Exercise: Look for complex specified information in the 6 examples above. If intelligent design was involved, when and where was it involved? Which of these operate robotically without God’s intervention? Which emerged according to natural laws – and what are the laws? Which might have started out by intelligent design but become modified naturally over time? Which imply intelligently-designed initial conditions only?
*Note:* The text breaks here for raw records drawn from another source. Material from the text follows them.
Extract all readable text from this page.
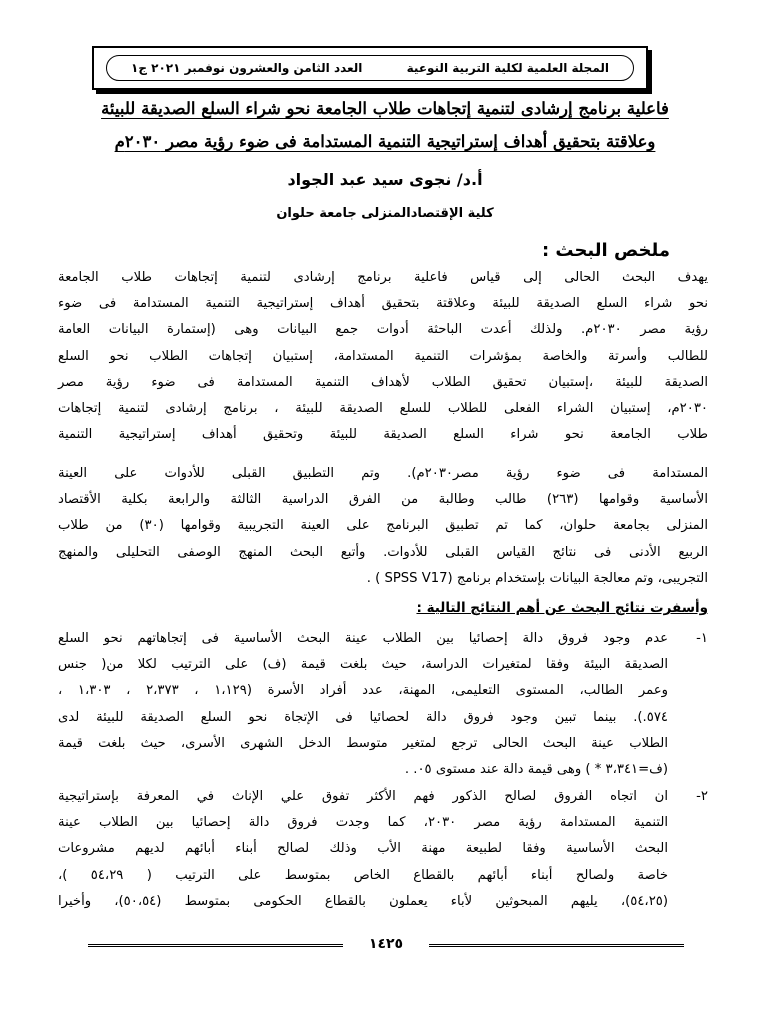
المجلة العلمية لكلية التربية النوعية
العدد الثامن والعشرون نوفمبر ٢٠٢١ ج١
فاعلية برنامج إرشادى لتنمية إتجاهات طلاب الجامعة نحو شراء السلع الصديقة للبيئة
وعلاقتة بتحقيق أهداف إستراتيجية التنمية المستدامة فى ضوء رؤية مصر ٢٠٣٠م
أ.د/ نجوى سيد عبد الجواد
كلية الإقتصادالمنزلى جامعة حلوان
ملخص البحث :
يهدف البحث الحالى إلى قياس فاعلية برنامج إرشادى لتنمية إتجاهات طلاب الجامعة
نحو شراء السلع الصديقة للبيئة وعلاقتة بتحقيق أهداف إستراتيجية التنمية المستدامة فى ضوء
رؤية مصر ٢٠٣٠م. ولذلك أعدت الباحثة أدوات جمع البيانات وهى (إستمارة البيانات العامة
للطالب وأسرتة والخاصة بمؤشرات التنمية المستدامة، إستبيان إتجاهات الطلاب نحو السلع
الصديقة للبيئة ،إستبيان تحقيق الطلاب لأهداف التنمية المستدامة فى ضوء رؤية مصر
٢٠٣٠م، إستبيان الشراء الفعلى للطلاب للسلع الصديقة للبيئة ، برنامج إرشادى لتنمية إتجاهات
طلاب الجامعة نحو شراء السلع الصديقة للبيئة وتحقيق أهداف إستراتيجية التنمية
المستدامة فى ضوء رؤية مصر٢٠٣٠م). وتم التطبيق القبلى للأدوات على العينة
الأساسية وقوامها (٢٦٣) طالب وطالبة من الفرق الدراسية الثالثة والرابعة بكلية الأقتصاد
المنزلى بجامعة حلوان، كما تم تطبيق البرنامج على العينة التجريبية وقوامها (٣٠) من طلاب
الربيع الأدنى فى نتائج القياس القبلى للأدوات. وأتبع البحث المنهج الوصفى التحليلى والمنهج
التجريبى، وتم معالجة البيانات بإستخدام برنامج (SPSS V17 ) .
وأسفرت نتائج البحث عن أهم النتائج التالية :
١-
عدم وجود فروق دالة إحصائيا بين الطلاب عينة البحث الأساسية فى إتجاهاتهم نحو السلع
الصديقة البيئة وفقا لمتغيرات الدراسة، حيث بلغت قيمة (ف) على الترتيب لكلا من( جنس
وعمر الطالب، المستوى التعليمى، المهنة، عدد أفراد الأسرة (١،١٢٩ ، ٢،٣٧٣ ، ١،٣٠٣ ،
٥٧٤.). بينما تبين وجود فروق دالة لحصائيا فى الإتجاة نحو السلع الصديقة للبيئة لدى
الطلاب عينة البحث الحالى ترجع لمتغير متوسط الدخل الشهرى الأسرى، حيث بلغت قيمة
(ف=٣،٣٤١ * ) وهى قيمة دالة عند مستوى ٠٥. .
٢-
ان اتجاه الفروق لصالح الذكور فهم الأكثر تفوق علي الإناث في المعرفة بإستراتيجية
التنمية المستدامة رؤية مصر ٢٠٣٠، كما وجدت فروق دالة إحصائيا بين الطلاب عينة
البحث الأساسية وفقا لطبيعة مهنة الأب وذلك لصالح أبناء أبائهم لديهم مشروعات
خاصة ولصالح أبناء أبائهم بالقطاع الخاص بمتوسط على الترتيب ( ٥٤،٢٩ )،
(٥٤،٢٥)، يليهم المبحوثين لأباء يعملون بالقطاع الحكومى بمتوسط (٥٠،٥٤)، وأخيرا
١٤٢٥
Try your reasoning on these other patterns in nature: sand dunes, flying seeds (12/03/2009, 10/21/2009), iron filings on a paper over a magnet, a virus packing motor (10/18/2001), planetary rings, binary stars, toxins, river meanders, cilia in the windpipe, wind waves on a field of grass, honeycomb, parallel rock strata (are they fractal? 03/05/2004), meteor showers, the solar cycle, glaciers, volcanoes, dust devils on Mars, Cepheid variables, barred spiral galaxies, a perfect solar eclipse, stalactites, streaks in a cloud chamber, crater chains, ant mounds, woodpecker holes, a packrat midden, an Indian midden, a Venus flytrap, a beaver trap, the musical pattern in wind chimes, bird song, phyllotaxis. Think of more on your own.